ADB:Aretin, Adam Freiherr von
Johann Baptist Christoph v. A., welcher vom Kurfürsten Max Joseph den 11. April 1769 [518] in den Freiherrenstand erhoben ward und am 11. Oct. desselben Jahres starb, leitete sich von armenischem Königsgeschlecht ab. Die Kurfürstin Therese Kunigunde Sobieska nämlich, Gemahlin Max Emanuels II., welche nach der Besetzung Baierns durch die Oesterreicher nach Venedig flüchtete und dort längere Zeit lebte, brachte einen Knaben mit sich zurück, welcher ihr 1710 empfohlen worden. Er sei 1706 zu Constantinopel geboren, wohin sein Vater Baldazar Caziadur, König eines an Persien grenzenden Theils von Armenien, durch die Perser seines Reiches beraubt, geflohen. Armenisch auf die Namen Joh. Bapt. Christoph Aroutioun Caziadur getauft, sei der Knabe 1708 zu mehrerer Sicherheit nach Venedig gebracht. In München am Hofe erzogen, ward er wirkl. Hofkammerrath und später Hauptmauthner zu Ingolstadt. Documente zur Bestätigung seiner Herkunft fanden sich im Nachlaß der Kurfürstin nicht; unter den für das Freiherrndiplom beigebrachten Belegen findet sich nur eine gleichzeitige Urkunde, nämlich ein vom armenischen Geistlichen in Constantinopel 1708 ausgefertigtes Taufzeugniß, dessen Aechtheit jedoch zu erhärten bliebe; alles übrige sind spätere Aussagen ohne Beweiskraft. Wenn freilich der Ritter v. Lang nach seiner Art in dem „Aretin“ einen zu Arezzo erzogenen Sohn der Kurfürstin selbst wittert, so bleibt er auch dafür den Beweis schuldig. Von Johann Christophs Söhnen hatte nur der älteste, der Hofkammerrath und Oberstlehnhofcommissarius Christoph Anton, geb. 1727, Nachkommen, nämlich Adam und seine Brüder Georg und Christoph (s. u.). –
Aretin: Johann Adam v. A., bairischer Staatsmann, geb. zu Ingolstadt 24. Aug. 1769, † 18. Aug. 1822. Sein GroßvaterAdam studirte die Rechtswissenschaft auf der Hochschule seiner Vaterstadt, trat 1788 in den bairischen Staatsdienst und wurde schon 1793 zum Rath bei der oberen Landesregierung, 1798 zum Vicecanzler derselben ernannt. Eine bedeutsame Rolle spielte er 1802 bei der Säcularisation als Generalcommissär für das an Baiern gefallene Fürstbisthum Freising, sowie seit 1808 als Mitglied der Gesetzgebungscommission. Die Kreiseintheilung und Instruction der Generalcommissariate und die verschiedenartigsten organisatorischen Arbeiten jener Epoche sind sein Werk, auch bei Ausarbeitung der Constitution vom Jahr 1808 war er beigezogen.
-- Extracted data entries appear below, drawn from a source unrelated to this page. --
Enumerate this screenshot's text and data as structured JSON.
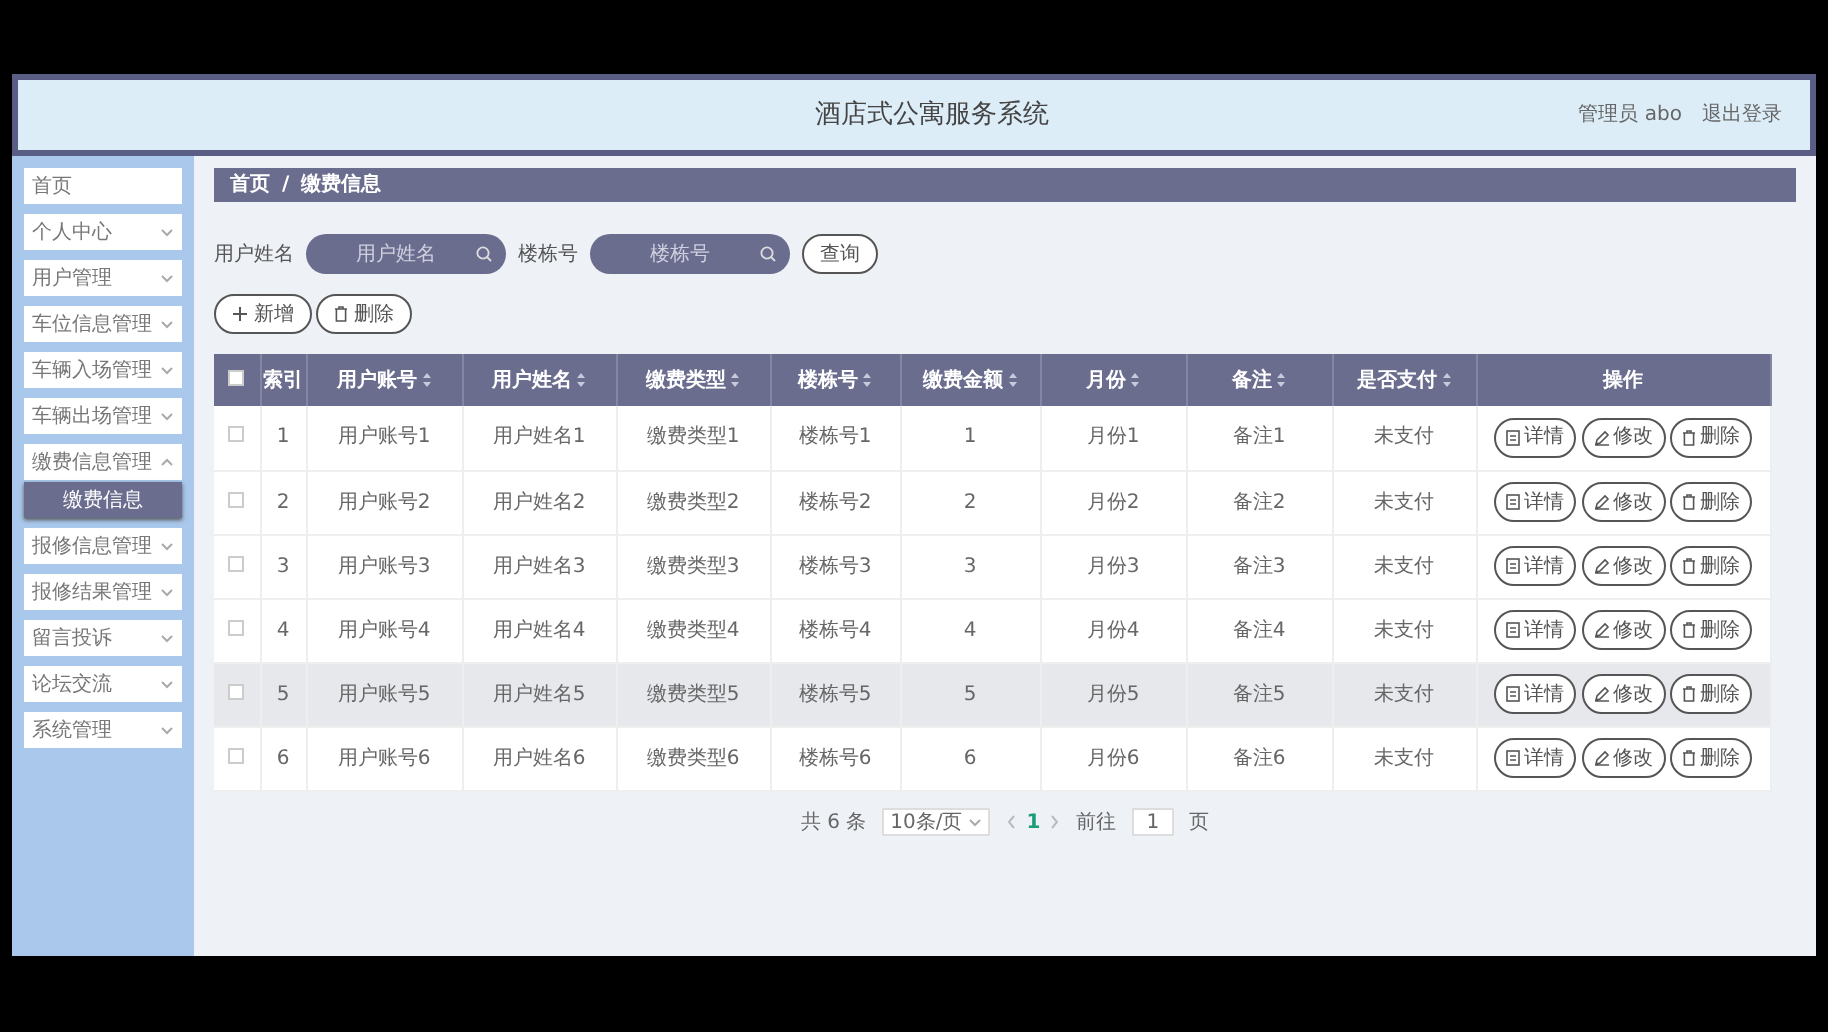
{
  "header": {
    "title": "酒店式公寓服务系统",
    "user": "管理员 abo",
    "logout": "退出登录"
  },
  "sidebar": {
    "items": [
      {
        "label": "首页",
        "kind": "link"
      },
      {
        "label": "个人中心",
        "kind": "menu",
        "expanded": false
      },
      {
        "label": "用户管理",
        "kind": "menu",
        "expanded": false
      },
      {
        "label": "车位信息管理",
        "kind": "menu",
        "expanded": false
      },
      {
        "label": "车辆入场管理",
        "kind": "menu",
        "expanded": false
      },
      {
        "label": "车辆出场管理",
        "kind": "menu",
        "expanded": false
      },
      {
        "label": "缴费信息管理",
        "kind": "menu",
        "expanded": true,
        "children": [
          {
            "label": "缴费信息",
            "selected": true
          }
        ]
      },
      {
        "label": "报修信息管理",
        "kind": "menu",
        "expanded": false
      },
      {
        "label": "报修结果管理",
        "kind": "menu",
        "expanded": false
      },
      {
        "label": "留言投诉",
        "kind": "menu",
        "expanded": false
      },
      {
        "label": "论坛交流",
        "kind": "menu",
        "expanded": false
      },
      {
        "label": "系统管理",
        "kind": "menu",
        "expanded": false
      }
    ]
  },
  "breadcrumb": {
    "items": [
      "首页",
      "缴费信息"
    ],
    "separator": "/"
  },
  "search": {
    "fields": [
      {
        "label": "用户姓名",
        "placeholder": "用户姓名"
      },
      {
        "label": "楼栋号",
        "placeholder": "楼栋号"
      }
    ],
    "button": "查询"
  },
  "actions": [
    {
      "label": "新增",
      "kind": "add"
    },
    {
      "label": "删除",
      "kind": "delete"
    }
  ],
  "table": {
    "select_all": {
      "checked": false
    },
    "columns": [
      {
        "label": "索引",
        "sortable": false
      },
      {
        "label": "用户账号",
        "sortable": true
      },
      {
        "label": "用户姓名",
        "sortable": true
      },
      {
        "label": "缴费类型",
        "sortable": true
      },
      {
        "label": "楼栋号",
        "sortable": true
      },
      {
        "label": "缴费金额",
        "sortable": true
      },
      {
        "label": "月份",
        "sortable": true
      },
      {
        "label": "备注",
        "sortable": true
      },
      {
        "label": "是否支付",
        "sortable": true
      },
      {
        "label": "操作",
        "sortable": false
      }
    ],
    "rows": [
      {
        "checked": false,
        "highlighted": false,
        "cells": [
          "1",
          "用户账号1",
          "用户姓名1",
          "缴费类型1",
          "楼栋号1",
          "1",
          "月份1",
          "备注1",
          "未支付"
        ],
        "buttons": [
          {
            "label": "详情",
            "kind": "detail"
          },
          {
            "label": "修改",
            "kind": "edit"
          },
          {
            "label": "删除",
            "kind": "delete"
          }
        ]
      },
      {
        "checked": false,
        "highlighted": false,
        "cells": [
          "2",
          "用户账号2",
          "用户姓名2",
          "缴费类型2",
          "楼栋号2",
          "2",
          "月份2",
          "备注2",
          "未支付"
        ],
        "buttons": [
          {
            "label": "详情",
            "kind": "detail"
          },
          {
            "label": "修改",
            "kind": "edit"
          },
          {
            "label": "删除",
            "kind": "delete"
          }
        ]
      },
      {
        "checked": false,
        "highlighted": false,
        "cells": [
          "3",
          "用户账号3",
          "用户姓名3",
          "缴费类型3",
          "楼栋号3",
          "3",
          "月份3",
          "备注3",
          "未支付"
        ],
        "buttons": [
          {
            "label": "详情",
            "kind": "detail"
          },
          {
            "label": "修改",
            "kind": "edit"
          },
          {
            "label": "删除",
            "kind": "delete"
          }
        ]
      },
      {
        "checked": false,
        "highlighted": false,
        "cells": [
          "4",
          "用户账号4",
          "用户姓名4",
          "缴费类型4",
          "楼栋号4",
          "4",
          "月份4",
          "备注4",
          "未支付"
        ],
        "buttons": [
          {
            "label": "详情",
            "kind": "detail"
          },
          {
            "label": "修改",
            "kind": "edit"
          },
          {
            "label": "删除",
            "kind": "delete"
          }
        ]
      },
      {
        "checked": false,
        "highlighted": true,
        "cells": [
          "5",
          "用户账号5",
          "用户姓名5",
          "缴费类型5",
          "楼栋号5",
          "5",
          "月份5",
          "备注5",
          "未支付"
        ],
        "buttons": [
          {
            "label": "详情",
            "kind": "detail"
          },
          {
            "label": "修改",
            "kind": "edit"
          },
          {
            "label": "删除",
            "kind": "delete"
          }
        ]
      },
      {
        "checked": false,
        "highlighted": false,
        "cells": [
          "6",
          "用户账号6",
          "用户姓名6",
          "缴费类型6",
          "楼栋号6",
          "6",
          "月份6",
          "备注6",
          "未支付"
        ],
        "buttons": [
          {
            "label": "详情",
            "kind": "detail"
          },
          {
            "label": "修改",
            "kind": "edit"
          },
          {
            "label": "删除",
            "kind": "delete"
          }
        ]
      }
    ]
  },
  "pagination": {
    "total": "共 6 条",
    "page_size": "10条/页",
    "pages": [
      {
        "label": "1",
        "selected": true
      }
    ],
    "goto_label": "前往",
    "goto_value": "1",
    "goto_suffix": "页"
  }
}
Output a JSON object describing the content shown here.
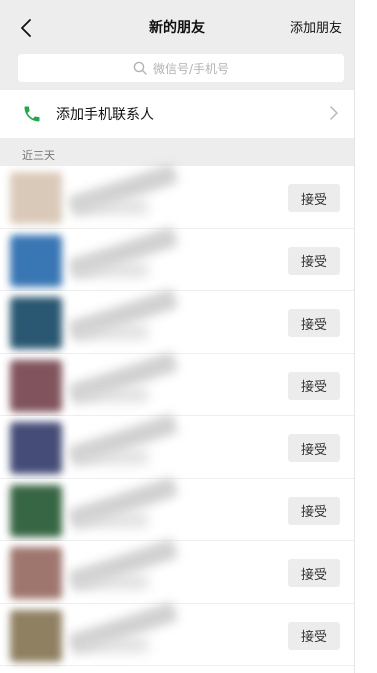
{
  "header": {
    "title": "新的朋友",
    "action_label": "添加朋友"
  },
  "search": {
    "placeholder": "微信号/手机号"
  },
  "add_contacts": {
    "label": "添加手机联系人"
  },
  "section": {
    "label": "近三天"
  },
  "requests": [
    {
      "avatar_color": "#d8c7b6",
      "accept_label": "接受"
    },
    {
      "avatar_color": "#2f6fb0",
      "accept_label": "接受"
    },
    {
      "avatar_color": "#1f4f6a",
      "accept_label": "接受"
    },
    {
      "avatar_color": "#7b4b55",
      "accept_label": "接受"
    },
    {
      "avatar_color": "#3c4370",
      "accept_label": "接受"
    },
    {
      "avatar_color": "#2d5e3a",
      "accept_label": "接受"
    },
    {
      "avatar_color": "#9a6f66",
      "accept_label": "接受"
    },
    {
      "avatar_color": "#8a7a5a",
      "accept_label": "接受"
    }
  ],
  "colors": {
    "bar_bg": "#ededed",
    "phone_green": "#22a84a",
    "accept_bg": "#ececec"
  }
}
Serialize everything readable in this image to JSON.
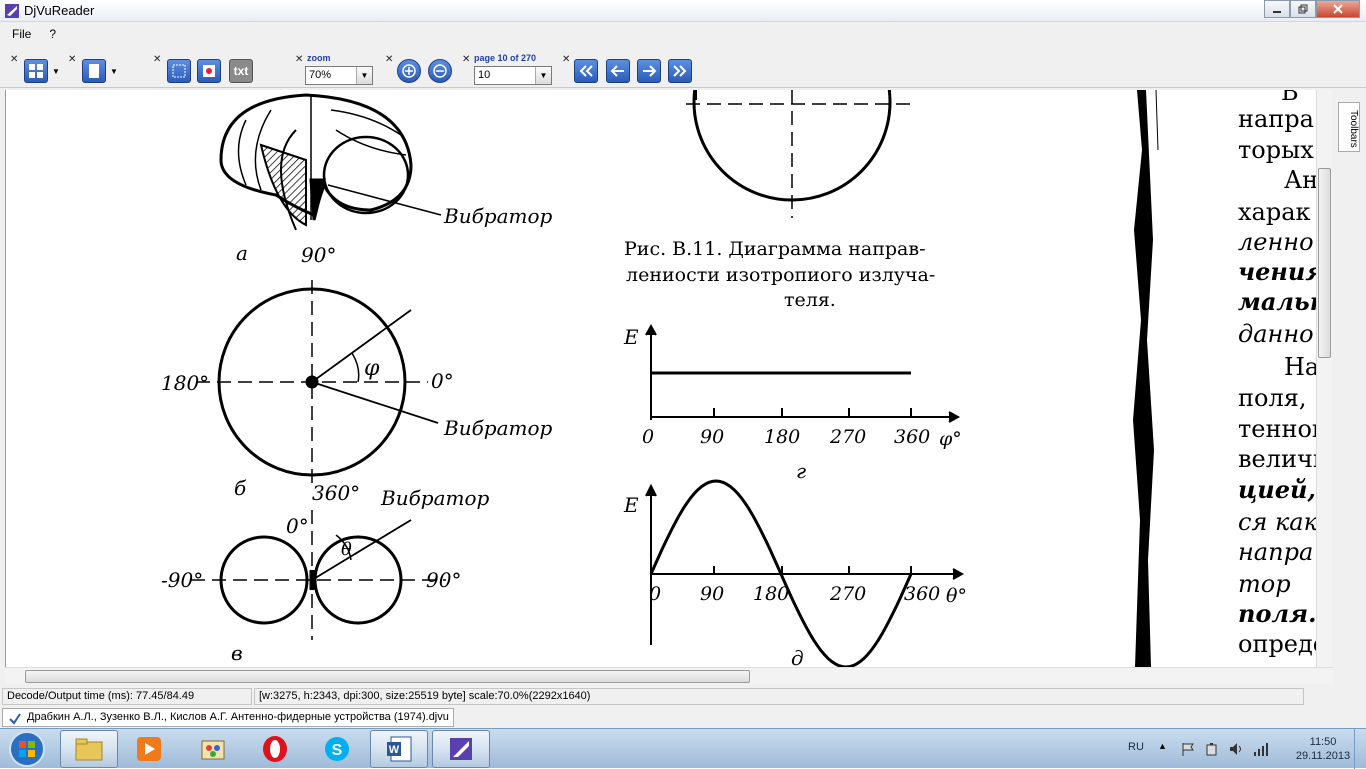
{
  "window": {
    "title": "DjVuReader"
  },
  "menu": {
    "items": [
      "File",
      "?"
    ]
  },
  "toolbar": {
    "zoom_label": "zoom",
    "zoom_value": "70%",
    "page_label": "page 10 of 270",
    "page_value": "10",
    "text_button": "txt"
  },
  "document": {
    "fig_a": {
      "label": "а",
      "vibrator": "Вибратор"
    },
    "fig_b": {
      "label": "б",
      "deg90": "90°",
      "deg180": "180°",
      "deg0": "0°",
      "deg360": "360°",
      "phi": "φ",
      "vibrator": "Вибратор"
    },
    "fig_v": {
      "label": "в",
      "deg0": "0°",
      "degm90": "-90°",
      "deg90": "90°",
      "theta": "θ",
      "vibrator": "Вибратор"
    },
    "caption": [
      "Рис. В.11. Диаграмма направ-",
      "лениости изотропиого излуча-",
      "теля."
    ],
    "fig_g": {
      "label": "г",
      "y_label": "Е",
      "ticks": [
        "0",
        "90",
        "180",
        "270",
        "360"
      ],
      "x_var": "φ°"
    },
    "fig_d": {
      "label": "д",
      "y_label": "Е",
      "ticks": [
        "0",
        "90",
        "180",
        "270",
        "360"
      ],
      "x_var": "θ°"
    },
    "right_text": [
      "В",
      "напра",
      "торых",
      "Ан",
      "харак",
      "ленно",
      "чения",
      "мальн",
      "данно",
      "На",
      "поля,",
      "тенной",
      "величи",
      "цией,",
      "ся как",
      "напра",
      "тор",
      "поля.",
      "опреде"
    ]
  },
  "side_panel": {
    "tab": "Toolbars"
  },
  "status": {
    "decode": "Decode/Output time (ms): 77.45/84.49",
    "info": "[w:3275, h:2343, dpi:300, size:25519 byte] scale:70.0%(2292x1640)"
  },
  "file_tab": {
    "name": "Драбкин А.Л., Зузенко В.Л., Кислов А.Г. Антенно-фидерные устройства (1974).djvu"
  },
  "tray": {
    "lang": "RU",
    "time": "11:50",
    "date": "29.11.2013"
  },
  "taskbar": {
    "apps": [
      "start",
      "explorer",
      "media-player",
      "paint",
      "opera",
      "skype",
      "word",
      "djvureader"
    ]
  }
}
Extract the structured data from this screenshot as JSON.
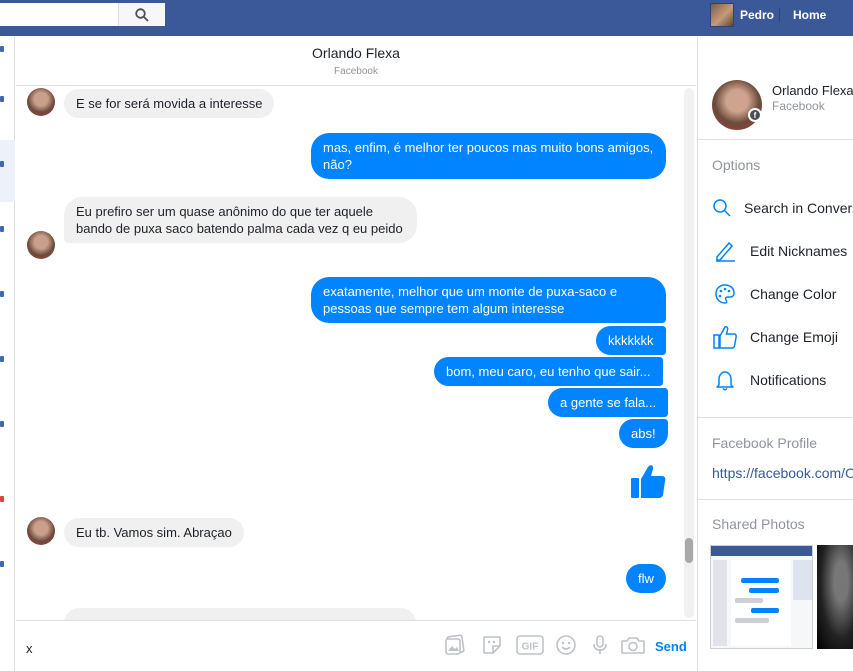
{
  "topbar": {
    "user_name": "Pedro",
    "home_label": "Home",
    "search_icon": "search-icon"
  },
  "conversation": {
    "name": "Orlando Flexa",
    "subtitle": "Facebook",
    "messages": [
      {
        "dir": "in",
        "text": "E se for será movida a interesse"
      },
      {
        "dir": "out",
        "text": "mas, enfim, é melhor ter poucos mas muito bons amigos, não?"
      },
      {
        "dir": "in",
        "text": "Eu prefiro ser um quase anônimo do que ter aquele bando de puxa saco batendo palma cada vez q eu peido"
      },
      {
        "dir": "out",
        "text": "exatamente, melhor que um monte de puxa-saco e pessoas que sempre tem algum interesse"
      },
      {
        "dir": "out",
        "text": "kkkkkkk"
      },
      {
        "dir": "out",
        "text": "bom, meu caro, eu tenho que sair..."
      },
      {
        "dir": "out",
        "text": "a gente se fala..."
      },
      {
        "dir": "out",
        "text": "abs!"
      },
      {
        "dir": "out",
        "type": "like",
        "icon": "thumbs-up-icon"
      },
      {
        "dir": "in",
        "text": "Eu tb. Vamos sim. Abraçao"
      },
      {
        "dir": "out",
        "text": "flw"
      }
    ]
  },
  "composer": {
    "input_value": "x",
    "send_label": "Send",
    "icons": [
      "photo-icon",
      "sticker-icon",
      "gif-icon",
      "emoji-icon",
      "microphone-icon",
      "camera-icon"
    ]
  },
  "right_panel": {
    "name": "Orlando Flexa",
    "subtitle": "Facebook",
    "options_heading": "Options",
    "options": [
      {
        "label": "Search in Conversation",
        "icon": "search-icon"
      },
      {
        "label": "Edit Nicknames",
        "icon": "pencil-icon"
      },
      {
        "label": "Change Color",
        "icon": "palette-icon"
      },
      {
        "label": "Change Emoji",
        "icon": "thumbs-up-icon"
      },
      {
        "label": "Notifications",
        "icon": "bell-icon"
      }
    ],
    "profile_heading": "Facebook Profile",
    "profile_link": "https://facebook.com/O",
    "photos_heading": "Shared Photos"
  },
  "colors": {
    "brand": "#3b5998",
    "outgoing": "#0084ff",
    "incoming": "#f1f0f0"
  }
}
Während und nach den Befreiungskriegen wiederholt mit diplomatischen Missionen betraut, wurde er 1817 zum bairischen Bundestagsgesandten in Frankfurt ernannt und erwarb sich als energischer Vertheidiger des constitutionellen Prinzips gegen Metternich’sche Anfeindungen große Popularität. Der Tod raffte ihn schon im besten Mannesalter hinweg; er starb auf seinem Landgut Haidenburg bei Passau. Johann Adam v. A. zählt auch zu den Gründern des Vereins für ältere deutsche Geschichtskunde. Nicht minder war er ein eifriger Freund der bildenden Künste und brachte eine treffliche Gemäldesammlung und eine der vorzüglichsten Kupferstichsammlungen an sich.
Vgl. Brulliot, „Catalogue des estampes du cabinet d’Aretin“. 3 Bde. München 1827. Aretin selbst schrieb einen „Catalogue des estampes gravées par D. Chodowiecki.“ 1796. Von seinen übrigen Schriften (vgl. Baader, „D. gelehrte Baiern“) sei noch erwähnt sein „Handbuch der Philosophie des Lebens“, 1793.
- Die Familie Aretin. 1825. – Nekrolog in d. Augsb. Allg. Ztg. v. 5. Sept. 1822.